On Fri, Jun 15, 2001 at 10:21:37AM -0400, Tom Lane wrote:
> "Dave Cramer" <dave@fastcrypt.com> writes:
> > I had no idea that xmin even existed, but having a quick look I think this
> > is what I am looking for. Can I assume that if xmin has changed, then
> > another process has changed the underlying data ?
>
> xmin is a transaction ID, not a process ID, but looking at it should
> work for your purposes at present.
>
> There has been talk of redefining xmin as part of a solution to the
> XID-overflow problem: what would happen is that all "sufficiently old"
> tuples would get relabeled with the same special xmin, so that only
> recent transactions would need to have distinguishable xmin values.
> If that happens then your code would break, at least if you want to
> check for changes just at long intervals.
An simpler alternative was change all "sufficiently old" tuples to have
an xmin value, N, equal to the oldest that would need to be distinguished.

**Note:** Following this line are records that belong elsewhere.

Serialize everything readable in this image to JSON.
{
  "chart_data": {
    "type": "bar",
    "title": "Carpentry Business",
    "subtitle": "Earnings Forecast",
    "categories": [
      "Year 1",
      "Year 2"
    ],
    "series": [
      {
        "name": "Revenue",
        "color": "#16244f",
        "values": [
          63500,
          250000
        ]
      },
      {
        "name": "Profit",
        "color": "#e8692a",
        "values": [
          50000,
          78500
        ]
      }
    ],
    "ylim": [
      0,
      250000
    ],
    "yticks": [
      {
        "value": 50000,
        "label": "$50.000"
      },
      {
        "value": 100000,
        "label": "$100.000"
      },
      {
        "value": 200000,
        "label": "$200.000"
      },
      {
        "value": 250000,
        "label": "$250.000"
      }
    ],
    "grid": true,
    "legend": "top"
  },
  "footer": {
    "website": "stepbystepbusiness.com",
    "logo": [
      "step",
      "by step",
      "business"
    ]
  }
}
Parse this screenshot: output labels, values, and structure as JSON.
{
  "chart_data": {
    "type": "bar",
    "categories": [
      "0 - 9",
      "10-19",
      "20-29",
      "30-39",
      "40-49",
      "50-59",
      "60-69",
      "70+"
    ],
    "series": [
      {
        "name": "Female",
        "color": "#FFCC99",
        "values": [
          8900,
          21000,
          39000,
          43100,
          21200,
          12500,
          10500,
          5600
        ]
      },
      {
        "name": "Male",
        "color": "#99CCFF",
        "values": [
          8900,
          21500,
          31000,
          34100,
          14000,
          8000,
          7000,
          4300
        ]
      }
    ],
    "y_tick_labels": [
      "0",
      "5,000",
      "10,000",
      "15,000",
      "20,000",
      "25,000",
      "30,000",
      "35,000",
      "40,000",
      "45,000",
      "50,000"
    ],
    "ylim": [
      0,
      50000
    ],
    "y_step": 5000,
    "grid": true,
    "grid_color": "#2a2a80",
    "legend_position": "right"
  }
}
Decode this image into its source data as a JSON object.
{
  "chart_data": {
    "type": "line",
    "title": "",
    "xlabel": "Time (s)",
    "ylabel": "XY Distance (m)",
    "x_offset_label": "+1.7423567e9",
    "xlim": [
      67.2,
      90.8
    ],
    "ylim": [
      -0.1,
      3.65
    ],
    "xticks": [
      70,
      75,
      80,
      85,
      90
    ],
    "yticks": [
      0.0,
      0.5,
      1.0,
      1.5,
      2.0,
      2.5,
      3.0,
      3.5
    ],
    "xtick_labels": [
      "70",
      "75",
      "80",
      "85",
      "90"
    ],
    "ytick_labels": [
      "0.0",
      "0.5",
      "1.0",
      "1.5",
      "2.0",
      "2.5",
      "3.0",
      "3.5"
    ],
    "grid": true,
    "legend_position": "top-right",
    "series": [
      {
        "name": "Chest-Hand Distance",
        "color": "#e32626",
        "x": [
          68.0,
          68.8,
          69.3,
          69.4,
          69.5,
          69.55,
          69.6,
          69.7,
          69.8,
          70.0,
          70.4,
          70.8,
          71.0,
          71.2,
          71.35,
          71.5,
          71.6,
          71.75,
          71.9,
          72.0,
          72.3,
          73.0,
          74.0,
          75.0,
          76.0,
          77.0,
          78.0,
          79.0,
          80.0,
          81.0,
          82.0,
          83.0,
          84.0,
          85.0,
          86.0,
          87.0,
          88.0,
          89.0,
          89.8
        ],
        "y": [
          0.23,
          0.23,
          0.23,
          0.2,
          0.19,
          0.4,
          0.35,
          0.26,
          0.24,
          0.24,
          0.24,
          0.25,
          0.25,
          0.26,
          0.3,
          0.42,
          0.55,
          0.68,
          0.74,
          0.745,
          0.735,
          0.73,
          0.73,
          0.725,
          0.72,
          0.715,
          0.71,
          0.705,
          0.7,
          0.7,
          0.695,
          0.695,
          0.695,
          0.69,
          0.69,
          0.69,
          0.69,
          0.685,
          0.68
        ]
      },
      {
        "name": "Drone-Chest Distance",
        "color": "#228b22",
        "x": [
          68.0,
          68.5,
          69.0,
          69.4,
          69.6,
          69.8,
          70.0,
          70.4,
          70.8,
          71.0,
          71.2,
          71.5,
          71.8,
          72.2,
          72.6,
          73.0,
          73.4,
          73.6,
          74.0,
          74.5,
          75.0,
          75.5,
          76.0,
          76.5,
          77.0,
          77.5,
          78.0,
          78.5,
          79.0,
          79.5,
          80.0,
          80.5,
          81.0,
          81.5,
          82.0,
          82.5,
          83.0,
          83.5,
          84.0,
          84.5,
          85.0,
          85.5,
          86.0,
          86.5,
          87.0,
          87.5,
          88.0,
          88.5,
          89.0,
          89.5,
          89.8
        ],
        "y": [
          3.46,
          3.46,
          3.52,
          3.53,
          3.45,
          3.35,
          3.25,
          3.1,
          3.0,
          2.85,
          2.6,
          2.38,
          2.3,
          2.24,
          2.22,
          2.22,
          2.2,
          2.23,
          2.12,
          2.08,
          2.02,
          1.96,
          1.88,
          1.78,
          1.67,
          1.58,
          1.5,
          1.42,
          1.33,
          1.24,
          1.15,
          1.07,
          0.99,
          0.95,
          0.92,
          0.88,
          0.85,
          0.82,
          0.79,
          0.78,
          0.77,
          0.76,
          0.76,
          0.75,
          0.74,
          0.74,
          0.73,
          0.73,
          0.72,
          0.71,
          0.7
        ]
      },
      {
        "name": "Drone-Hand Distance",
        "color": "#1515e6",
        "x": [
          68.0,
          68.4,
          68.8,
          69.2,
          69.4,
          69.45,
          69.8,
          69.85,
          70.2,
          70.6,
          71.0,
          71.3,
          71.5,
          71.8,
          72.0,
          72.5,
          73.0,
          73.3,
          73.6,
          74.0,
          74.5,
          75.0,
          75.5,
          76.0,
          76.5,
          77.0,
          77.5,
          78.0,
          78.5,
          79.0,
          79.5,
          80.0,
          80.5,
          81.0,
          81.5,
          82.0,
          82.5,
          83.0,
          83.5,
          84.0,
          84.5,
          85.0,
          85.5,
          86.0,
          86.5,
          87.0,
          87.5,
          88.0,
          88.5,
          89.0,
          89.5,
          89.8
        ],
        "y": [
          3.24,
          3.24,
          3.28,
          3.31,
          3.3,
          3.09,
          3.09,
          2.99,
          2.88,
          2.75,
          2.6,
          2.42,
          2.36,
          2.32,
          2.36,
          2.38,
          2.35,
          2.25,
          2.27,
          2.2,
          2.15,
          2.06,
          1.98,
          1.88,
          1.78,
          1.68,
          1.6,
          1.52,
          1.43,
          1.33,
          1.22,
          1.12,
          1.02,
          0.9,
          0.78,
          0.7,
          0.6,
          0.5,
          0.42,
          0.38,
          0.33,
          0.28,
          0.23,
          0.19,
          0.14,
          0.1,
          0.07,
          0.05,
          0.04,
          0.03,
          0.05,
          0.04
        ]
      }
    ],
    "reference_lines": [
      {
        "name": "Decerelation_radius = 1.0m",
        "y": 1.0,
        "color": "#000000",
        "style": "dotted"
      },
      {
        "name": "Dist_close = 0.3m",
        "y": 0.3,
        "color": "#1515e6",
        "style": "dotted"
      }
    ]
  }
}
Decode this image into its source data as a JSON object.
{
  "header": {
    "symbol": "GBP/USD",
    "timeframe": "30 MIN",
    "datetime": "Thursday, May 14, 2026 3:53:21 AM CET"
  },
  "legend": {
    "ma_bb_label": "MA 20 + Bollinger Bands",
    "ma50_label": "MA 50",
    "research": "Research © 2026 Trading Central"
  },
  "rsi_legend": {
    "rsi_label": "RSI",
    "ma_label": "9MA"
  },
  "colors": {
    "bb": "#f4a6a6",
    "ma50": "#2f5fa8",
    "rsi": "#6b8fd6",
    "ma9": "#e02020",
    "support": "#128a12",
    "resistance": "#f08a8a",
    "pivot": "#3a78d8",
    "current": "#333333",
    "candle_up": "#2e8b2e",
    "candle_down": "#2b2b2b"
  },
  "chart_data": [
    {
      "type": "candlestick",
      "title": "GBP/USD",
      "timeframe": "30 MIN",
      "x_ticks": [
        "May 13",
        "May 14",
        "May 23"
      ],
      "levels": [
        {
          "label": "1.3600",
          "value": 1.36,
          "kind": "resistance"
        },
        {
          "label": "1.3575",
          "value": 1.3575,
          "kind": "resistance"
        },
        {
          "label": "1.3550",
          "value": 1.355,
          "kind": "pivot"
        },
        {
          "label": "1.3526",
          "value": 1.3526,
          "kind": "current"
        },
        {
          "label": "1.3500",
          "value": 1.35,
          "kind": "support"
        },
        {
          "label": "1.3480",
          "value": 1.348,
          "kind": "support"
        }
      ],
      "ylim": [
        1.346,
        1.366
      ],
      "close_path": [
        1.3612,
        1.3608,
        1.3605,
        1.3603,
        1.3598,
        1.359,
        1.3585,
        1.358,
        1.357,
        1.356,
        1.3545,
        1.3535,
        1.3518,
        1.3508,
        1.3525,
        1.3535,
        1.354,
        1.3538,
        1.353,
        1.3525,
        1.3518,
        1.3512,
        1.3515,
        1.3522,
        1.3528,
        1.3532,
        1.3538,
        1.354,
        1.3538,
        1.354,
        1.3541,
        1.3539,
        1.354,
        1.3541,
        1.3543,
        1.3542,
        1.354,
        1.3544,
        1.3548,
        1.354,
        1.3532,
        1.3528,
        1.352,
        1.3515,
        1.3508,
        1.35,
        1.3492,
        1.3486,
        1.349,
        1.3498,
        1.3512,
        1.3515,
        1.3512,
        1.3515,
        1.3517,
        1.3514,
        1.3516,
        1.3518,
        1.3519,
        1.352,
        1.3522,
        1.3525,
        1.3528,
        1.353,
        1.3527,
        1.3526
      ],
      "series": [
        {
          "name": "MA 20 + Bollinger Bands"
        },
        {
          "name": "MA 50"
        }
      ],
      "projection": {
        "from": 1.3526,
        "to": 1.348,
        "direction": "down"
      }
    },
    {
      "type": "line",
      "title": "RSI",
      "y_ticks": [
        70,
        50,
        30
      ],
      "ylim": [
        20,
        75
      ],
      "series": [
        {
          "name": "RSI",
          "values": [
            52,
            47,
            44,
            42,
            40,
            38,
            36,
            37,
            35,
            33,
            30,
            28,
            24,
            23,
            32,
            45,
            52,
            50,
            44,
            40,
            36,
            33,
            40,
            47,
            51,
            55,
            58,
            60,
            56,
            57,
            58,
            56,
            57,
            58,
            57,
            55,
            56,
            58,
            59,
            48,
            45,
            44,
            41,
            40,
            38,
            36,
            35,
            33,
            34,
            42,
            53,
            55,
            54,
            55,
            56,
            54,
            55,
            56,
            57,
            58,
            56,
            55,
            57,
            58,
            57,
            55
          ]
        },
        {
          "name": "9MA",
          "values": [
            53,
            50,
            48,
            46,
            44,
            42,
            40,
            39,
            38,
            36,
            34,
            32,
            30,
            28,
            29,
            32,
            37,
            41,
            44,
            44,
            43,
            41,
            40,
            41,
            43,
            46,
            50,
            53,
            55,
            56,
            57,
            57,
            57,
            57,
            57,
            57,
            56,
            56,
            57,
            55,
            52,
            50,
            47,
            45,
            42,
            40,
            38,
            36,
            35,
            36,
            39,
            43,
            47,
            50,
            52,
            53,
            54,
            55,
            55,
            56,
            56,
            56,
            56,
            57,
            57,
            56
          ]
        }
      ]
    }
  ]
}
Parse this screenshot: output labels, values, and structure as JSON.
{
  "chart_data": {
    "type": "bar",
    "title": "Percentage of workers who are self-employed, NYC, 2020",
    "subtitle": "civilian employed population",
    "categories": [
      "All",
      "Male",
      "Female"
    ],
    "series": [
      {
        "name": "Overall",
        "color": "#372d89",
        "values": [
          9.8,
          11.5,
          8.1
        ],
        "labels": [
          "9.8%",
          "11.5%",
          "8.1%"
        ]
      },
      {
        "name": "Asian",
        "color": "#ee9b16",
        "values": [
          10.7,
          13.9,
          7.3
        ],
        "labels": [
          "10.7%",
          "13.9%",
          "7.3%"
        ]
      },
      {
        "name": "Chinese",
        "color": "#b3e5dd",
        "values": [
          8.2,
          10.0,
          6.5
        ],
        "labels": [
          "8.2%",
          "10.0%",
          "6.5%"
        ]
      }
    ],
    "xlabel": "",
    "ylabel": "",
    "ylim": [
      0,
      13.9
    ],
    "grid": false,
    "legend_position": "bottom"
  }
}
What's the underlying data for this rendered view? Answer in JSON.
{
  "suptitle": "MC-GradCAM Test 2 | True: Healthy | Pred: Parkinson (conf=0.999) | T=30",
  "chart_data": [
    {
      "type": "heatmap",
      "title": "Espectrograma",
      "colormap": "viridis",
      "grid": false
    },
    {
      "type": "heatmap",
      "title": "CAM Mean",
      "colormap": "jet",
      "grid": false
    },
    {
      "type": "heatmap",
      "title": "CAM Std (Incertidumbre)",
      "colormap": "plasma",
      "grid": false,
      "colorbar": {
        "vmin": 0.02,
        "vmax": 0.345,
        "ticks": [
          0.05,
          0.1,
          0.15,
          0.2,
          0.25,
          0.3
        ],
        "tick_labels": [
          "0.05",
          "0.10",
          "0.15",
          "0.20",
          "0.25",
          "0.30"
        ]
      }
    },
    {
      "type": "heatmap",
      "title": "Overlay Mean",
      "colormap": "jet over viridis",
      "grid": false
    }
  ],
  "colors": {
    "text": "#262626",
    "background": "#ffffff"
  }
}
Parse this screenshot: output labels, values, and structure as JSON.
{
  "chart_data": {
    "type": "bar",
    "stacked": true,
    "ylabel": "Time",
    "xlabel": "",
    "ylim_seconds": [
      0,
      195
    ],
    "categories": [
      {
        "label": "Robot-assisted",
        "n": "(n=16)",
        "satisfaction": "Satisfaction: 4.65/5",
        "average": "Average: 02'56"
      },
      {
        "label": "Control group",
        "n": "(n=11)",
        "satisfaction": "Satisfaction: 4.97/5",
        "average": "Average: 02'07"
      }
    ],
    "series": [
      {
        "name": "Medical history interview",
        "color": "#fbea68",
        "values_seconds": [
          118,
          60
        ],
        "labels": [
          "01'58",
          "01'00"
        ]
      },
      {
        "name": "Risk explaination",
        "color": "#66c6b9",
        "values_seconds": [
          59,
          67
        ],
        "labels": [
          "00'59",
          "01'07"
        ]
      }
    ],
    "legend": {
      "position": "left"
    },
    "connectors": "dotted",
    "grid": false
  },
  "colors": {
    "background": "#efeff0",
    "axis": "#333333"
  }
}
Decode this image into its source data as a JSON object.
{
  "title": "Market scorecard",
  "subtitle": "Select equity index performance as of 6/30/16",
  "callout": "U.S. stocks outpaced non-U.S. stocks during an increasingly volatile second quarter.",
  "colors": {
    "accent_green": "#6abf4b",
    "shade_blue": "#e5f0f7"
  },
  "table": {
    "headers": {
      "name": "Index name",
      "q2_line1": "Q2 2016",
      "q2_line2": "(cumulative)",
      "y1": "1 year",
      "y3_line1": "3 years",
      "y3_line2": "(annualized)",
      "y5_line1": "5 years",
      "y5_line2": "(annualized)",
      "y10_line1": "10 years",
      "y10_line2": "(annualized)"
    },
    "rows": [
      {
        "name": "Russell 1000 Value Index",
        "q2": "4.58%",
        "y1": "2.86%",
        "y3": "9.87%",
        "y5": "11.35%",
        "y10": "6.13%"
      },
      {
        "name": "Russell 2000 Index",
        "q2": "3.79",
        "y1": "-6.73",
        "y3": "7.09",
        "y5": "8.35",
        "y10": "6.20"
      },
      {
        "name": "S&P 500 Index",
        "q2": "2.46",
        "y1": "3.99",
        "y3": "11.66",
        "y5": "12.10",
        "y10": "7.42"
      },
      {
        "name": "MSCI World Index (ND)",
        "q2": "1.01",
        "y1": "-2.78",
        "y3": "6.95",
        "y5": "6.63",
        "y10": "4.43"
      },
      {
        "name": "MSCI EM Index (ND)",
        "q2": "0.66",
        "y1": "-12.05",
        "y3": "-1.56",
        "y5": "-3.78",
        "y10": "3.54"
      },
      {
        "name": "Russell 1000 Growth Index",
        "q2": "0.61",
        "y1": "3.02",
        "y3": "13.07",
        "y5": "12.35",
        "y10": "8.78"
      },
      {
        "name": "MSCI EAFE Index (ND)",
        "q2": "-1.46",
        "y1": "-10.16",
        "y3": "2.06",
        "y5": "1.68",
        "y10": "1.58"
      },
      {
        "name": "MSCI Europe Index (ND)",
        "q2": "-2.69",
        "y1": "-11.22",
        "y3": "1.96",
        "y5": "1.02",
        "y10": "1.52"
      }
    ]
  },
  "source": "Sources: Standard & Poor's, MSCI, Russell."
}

xmin values could then be compared using normal arithmetic: less(xminA,
xminB) is just ((xminA - N) < (xminB - N)), with no special cases.
> A hack that comes to mind is that when relabeling an old tuple this way,
> we could copy its original xmin into cmin while setting xmin to the
> permanently-valid XID. Then, if you compare both xmin and cmin, you
> have only about a 1 in 2^32 chance of being fooled. (At least if we
> use a wraparound style of allocating XIDs. I think Vadim is advocating
> resetting the XID counter to 0 at each system restart, so the active
> range of XIDs might be a lot smaller than 2^32 in that scenario.)
That assumes a pretty frequent system restart. Many of us prefer
to code to the goal of a system that could run for decades.